Sanford, Fla., July 21, 2005 - The common Indian Rubber Tree, considered by many just a beautiful indoor plant, is the same plant used as a source of latex from which rubber was made before the Brazilian rubber tree was discovered. To make it more interesting, the India Rubber tree is a close relative of the edible fig. Both plants belong to the genus Ficus which includes more than 1,000 different species that vary considerable in appearance, from large tropical trees, shrubs, trailing epiphytes and climbers. In spite of the great variation, they share some similarities, such as the inflorescence, the shape of the fruits and the milky sap they contain.

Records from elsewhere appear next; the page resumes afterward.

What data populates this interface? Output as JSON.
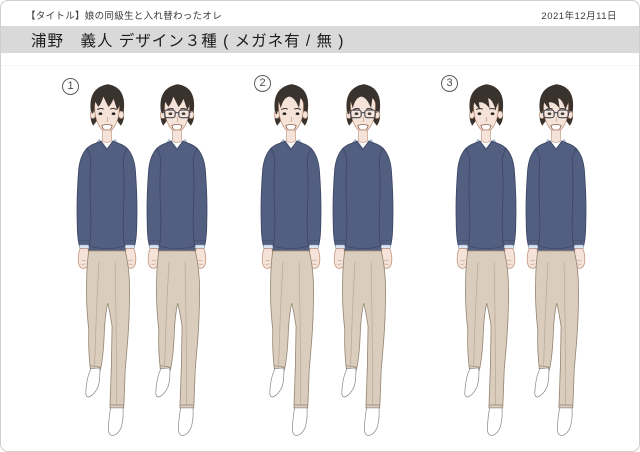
{
  "header": {
    "work_title": "【タイトル】娘の同級生と入れ替わったオレ",
    "date": "2021年12月11日",
    "sheet_title": "浦野　義人 デザイン３種 ( メガネ有 / 無 )"
  },
  "groups": [
    {
      "number": "1"
    },
    {
      "number": "2"
    },
    {
      "number": "3"
    }
  ],
  "colors": {
    "title_band": "#d9d9d9",
    "hair": "#3a322c",
    "skin": "#f5e3d9",
    "skin_outline": "#bb9076",
    "sweater": "#535f80",
    "sweater_line": "#3b4564",
    "shirt": "#dce6f2",
    "shirt_line": "#8fa3bf",
    "pants": "#dacdbd",
    "pants_outline": "#93836f",
    "sock": "#ffffff",
    "glasses": "#4b4b55"
  }
}
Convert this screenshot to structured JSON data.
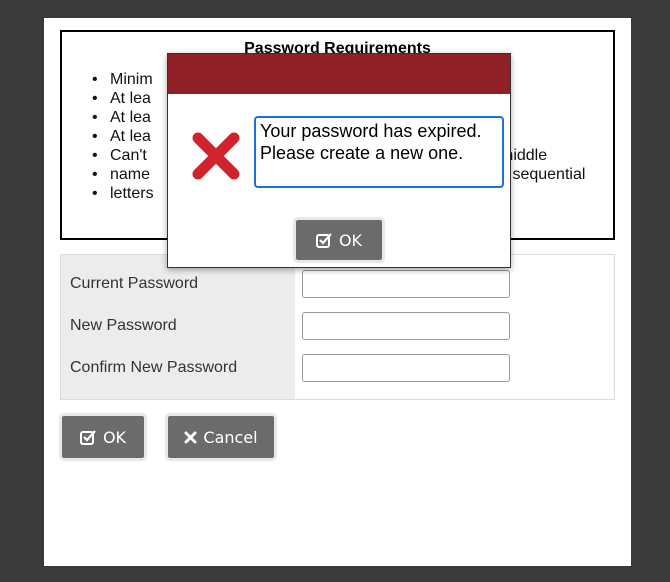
{
  "requirements": {
    "title": "Password Requirements",
    "items": [
      {
        "visible": "Minim",
        "tail": ""
      },
      {
        "visible": "At lea",
        "tail": ""
      },
      {
        "visible": "At lea",
        "tail": ""
      },
      {
        "visible": "At lea",
        "tail": ""
      },
      {
        "visible": "Can't",
        "tail": "middle"
      },
      {
        "visible": "name",
        "tail": "y sequential"
      },
      {
        "visible": "letters",
        "tail": ""
      }
    ]
  },
  "form": {
    "current_password_label": "Current Password",
    "new_password_label": "New Password",
    "confirm_password_label": "Confirm New Password",
    "current_password_value": "",
    "new_password_value": "",
    "confirm_password_value": ""
  },
  "buttons": {
    "ok_label": "OK",
    "cancel_label": "Cancel"
  },
  "modal": {
    "message": "Your password has expired. Please create a new one.",
    "ok_label": "OK",
    "header_color": "#8f2025",
    "error_icon": "error-x-icon",
    "error_color": "#d0232b"
  }
}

A unique fruit: The manner in which flowering, pollination, and fruit formation are brought about in the Fig Tree is unique in the plant kingdom. The greatly thickened, fleshy receptacle develops into a pocket-shaped socket containing unisexual flowers male flowers develop at the top, the female flowers below. An opening or “eye” located at the fruit apex allows water and insect to penetrate the fruit. The opening is used by a special fig wasp known to be needed for pollination in the case of edible figs. If water gets inside the fruit it may result in rotting of the fruits. Common edible types recommended for Florida do not require pollination to develop and mature fruits.

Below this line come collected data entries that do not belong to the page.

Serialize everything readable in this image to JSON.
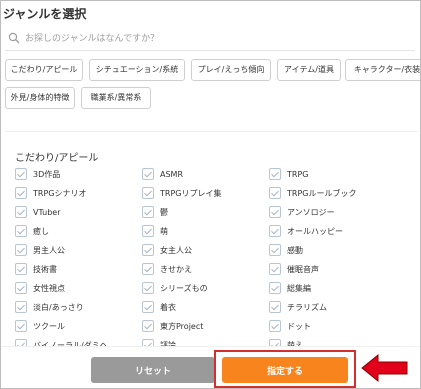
{
  "dialog": {
    "title": "ジャンルを選択"
  },
  "search": {
    "placeholder": "お探しのジャンルはなんですか？"
  },
  "categories": [
    "こだわり/アピール",
    "シチュエーション/系統",
    "プレイ/えっち傾向",
    "アイテム/道具",
    "キャラクター/衣装",
    "外見/身体的特徴",
    "職業系/異常系"
  ],
  "section": {
    "title": "こだわり/アピール"
  },
  "options": [
    "3D作品",
    "ASMR",
    "TRPG",
    "TRPGシナリオ",
    "TRPGリプレイ集",
    "TRPGルールブック",
    "VTuber",
    "鬱",
    "アンソロジー",
    "癒し",
    "萌",
    "オールハッピー",
    "男主人公",
    "女主人公",
    "感動",
    "技術書",
    "きせかえ",
    "催眠音声",
    "女性視点",
    "シリーズもの",
    "総集編",
    "淡白/あっさり",
    "着衣",
    "チラリズム",
    "ツクール",
    "東方Project",
    "ドット",
    "バイノーラル/ダミヘ",
    "評論",
    "萌え"
  ],
  "footer": {
    "reset_label": "リセット",
    "confirm_label": "指定する"
  },
  "colors": {
    "confirm": "#f7841d",
    "reset": "#9a9a9a",
    "highlight": "#d32f2f",
    "arrow": "#e2001a"
  }
}
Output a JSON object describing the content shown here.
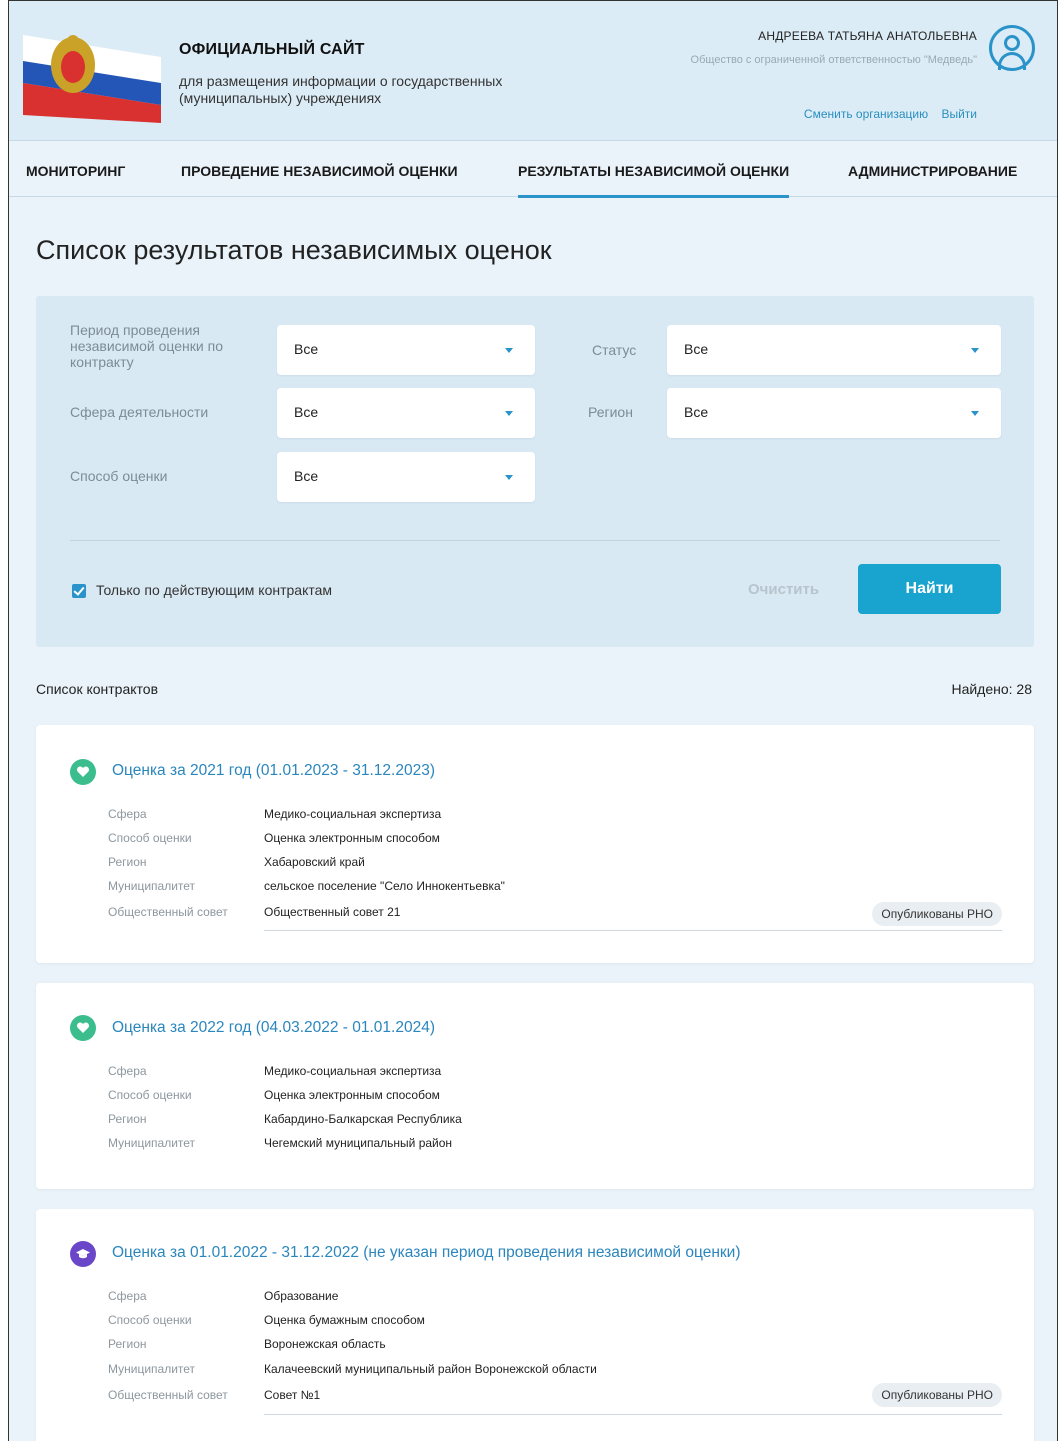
{
  "header": {
    "site_title": "ОФИЦИАЛЬНЫЙ САЙТ",
    "site_subtitle": "для размещения информации о государственных (муниципальных) учреждениях",
    "user_name": "АНДРЕЕВА ТАТЬЯНА АНАТОЛЬЕВНА",
    "user_org": "Общество с ограниченной ответственностью \"Медведь\"",
    "change_org_label": "Сменить организацию",
    "logout_label": "Выйти",
    "flag_colors": [
      "#ffffff",
      "#2456b8",
      "#d8312f"
    ]
  },
  "nav": {
    "items": [
      {
        "label": "МОНИТОРИНГ"
      },
      {
        "label": "ПРОВЕДЕНИЕ НЕЗАВИСИМОЙ ОЦЕНКИ"
      },
      {
        "label": "РЕЗУЛЬТАТЫ НЕЗАВИСИМОЙ ОЦЕНКИ"
      },
      {
        "label": "АДМИНИСТРИРОВАНИЕ"
      }
    ],
    "active": "РЕЗУЛЬТАТЫ НЕЗАВИСИМОЙ ОЦЕНКИ"
  },
  "page_title": "Список результатов независимых оценок",
  "filters": {
    "period_label": "Период проведения независимой оценки по контракту",
    "period_value": "Все",
    "status_label": "Статус",
    "status_value": "Все",
    "sphere_label": "Сфера деятельности",
    "sphere_value": "Все",
    "region_label": "Регион",
    "region_value": "Все",
    "method_label": "Способ оценки",
    "method_value": "Все",
    "active_only_label": "Только по действующим контрактам",
    "active_only_checked": true,
    "clear_label": "Очистить",
    "find_label": "Найти"
  },
  "list": {
    "title": "Список контрактов",
    "found": "Найдено: 28"
  },
  "labels": {
    "sphere": "Сфера",
    "method": "Способ оценки",
    "region": "Регион",
    "municipality": "Муниципалитет",
    "council": "Общественный совет"
  },
  "cards": [
    {
      "title": "Оценка за 2021 год (01.01.2023 - 31.12.2023)",
      "icon": "heart-icon",
      "icon_color": "#3bbd8d",
      "sphere": "Медико-социальная экспертиза",
      "method": "Оценка электронным способом",
      "region": "Хабаровский край",
      "municipality": "сельское поселение \"Село Иннокентьевка\"",
      "council": "Общественный совет 21",
      "badge": "Опубликованы РНО"
    },
    {
      "title": "Оценка за 2022 год (04.03.2022 - 01.01.2024)",
      "icon": "heart-icon",
      "icon_color": "#3bbd8d",
      "sphere": "Медико-социальная экспертиза",
      "method": "Оценка электронным способом",
      "region": "Кабардино-Балкарская Республика",
      "municipality": "Чегемский муниципальный район"
    },
    {
      "title": "Оценка за 01.01.2022 - 31.12.2022 (не указан период проведения независимой оценки)",
      "icon": "graduation-cap-icon",
      "icon_color": "#6a47c8",
      "sphere": "Образование",
      "method": "Оценка бумажным способом",
      "region": "Воронежская область",
      "municipality": "Калачеевский муниципальный район Воронежской области",
      "council": "Совет №1",
      "badge": "Опубликованы РНО"
    }
  ],
  "accent_color": "#2a93c9",
  "button_color": "#19a3cf"
}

The tree: The Indian Rubber Tree is a tropical plant that can be severely damaged by frost. In tropical areas, it can grow up to 50 feet tall and is used as a street tree, shade tree, hedge, indoors, and bonsai. The leaves are up to 1 foot long, oval, leathery, dark green, and glossy. Young leaves are sheathed in red stipules, which soon drop. The cultivars of this tree do not branch readily. Indoors, in bright light it will grow to an imposing height of 10 feet.

Varieties: The green-leaved forms are “Decora”, with very shiny, fairly broad leaves, new leaves are maroon, shading to a deep glossy green as they mature; “La France”, with smaller leaves and a twisted tip; “Robusta”, with very broad leaves and leaf nodes growing closer together, giving the plant a compact appearance. The variegated varieties are “Doescheri”, with clearly marked foliage with white margins, with a reddish center vein and leaf stalk; “Tricolor” with irregular cream, pale, and dark green patches; “Schryveriana” has narrower leaves, finely marbled in dark, pale green and yellowish white, the palest zones have stippled markings.

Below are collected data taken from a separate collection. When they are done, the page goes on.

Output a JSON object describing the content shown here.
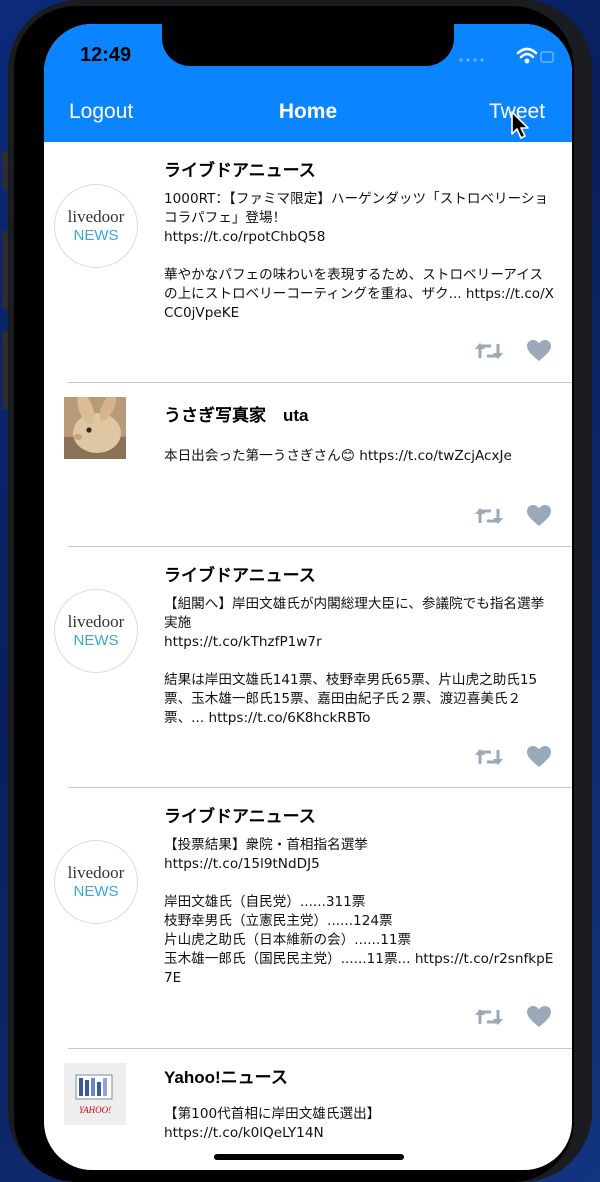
{
  "status_bar": {
    "time": "12:49"
  },
  "nav": {
    "logout_label": "Logout",
    "title": "Home",
    "tweet_label": "Tweet"
  },
  "avatars": {
    "livedoor_top": "livedoor",
    "livedoor_bottom": "NEWS",
    "yahoo_logo": "YAHOO!"
  },
  "tweets": [
    {
      "name": "ライブドアニュース",
      "text": "1000RT：【ファミマ限定】ハーゲンダッツ「ストロベリーショコラパフェ」登場！\nhttps://t.co/rpotChbQ58\n\n華やかなパフェの味わいを表現するため、ストロベリーアイスの上にストロベリーコーティングを重ね、ザク... https://t.co/XCC0jVpeKE"
    },
    {
      "name": "うさぎ写真家　uta",
      "text": "本日出会った第一うさぎさん😊 https://t.co/twZcjAcxJe"
    },
    {
      "name": "ライブドアニュース",
      "text": "【組閣へ】岸田文雄氏が内閣総理大臣に、参議院でも指名選挙実施\nhttps://t.co/kThzfP1w7r\n\n結果は岸田文雄氏141票、枝野幸男氏65票、片山虎之助氏15票、玉木雄一郎氏15票、嘉田由紀子氏２票、渡辺喜美氏２票、... https://t.co/6K8hckRBTo"
    },
    {
      "name": "ライブドアニュース",
      "text": "【投票結果】衆院・首相指名選挙\nhttps://t.co/15l9tNdDJ5\n\n岸田文雄氏（自民党）......311票\n枝野幸男氏（立憲民主党）......124票\n片山虎之助氏（日本維新の会）......11票\n玉木雄一郎氏（国民民主党）......11票... https://t.co/r2snfkpE7E"
    },
    {
      "name": "Yahoo!ニュース",
      "text": "【第100代首相に岸田文雄氏選出】\nhttps://t.co/k0lQeLY14N"
    }
  ],
  "colors": {
    "accent": "#0a84ff",
    "action_icon": "#9aa9b8"
  }
}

Care: Ficus in general dislike being moved, they may drop leaves if environment changes occur. They are very sensitive to changes in temperature and are also to wet or cold feet. Figs grow well at temperatures between 55 degrees to 80 degrees F and can tolerate 40 degrees F without damage. Average humidity should be above 25%. Grow them near a bright east or south window. Variegated varieties, because the yellow portions of the leaves do not contain chlorophyll, have higher light requirements than green-leaved varieties. Fertilize once a month only after new leaves appear and discontinue feeding the plant in the fall. Large plants need to be repotted every second or third year, and often it is sufficient to replace the top layer of compost. Repotting is done usually around February. Water only after the surface of the potting mixture is dry but never allow it to dry out completely.

Propagation: The rubber tree can be propagated from cuttings and air-layering. Cuttings should be taken in spring, use tip or sideshoots with a maximum of three to four leaves removed in pruning. Prevent sap flow by dipping the cutting in water or charcoal powder. The cut on the parent plant must be sprinkled with white sand or charcoal powder. Cuttings can be obtained by cutting the stems ½ inch above and below a leaf. This gives you a cutting with a node, a leaf stalk, and a leaf. Rooting powder will speed up the process and checks the sap flow.

Pests and diseases: Too much sunlight or drafts often lead to attacks by red spider mites or thrips. Under warm temperatures and dry atmosphere mealy bugs or scales insects can become a problem.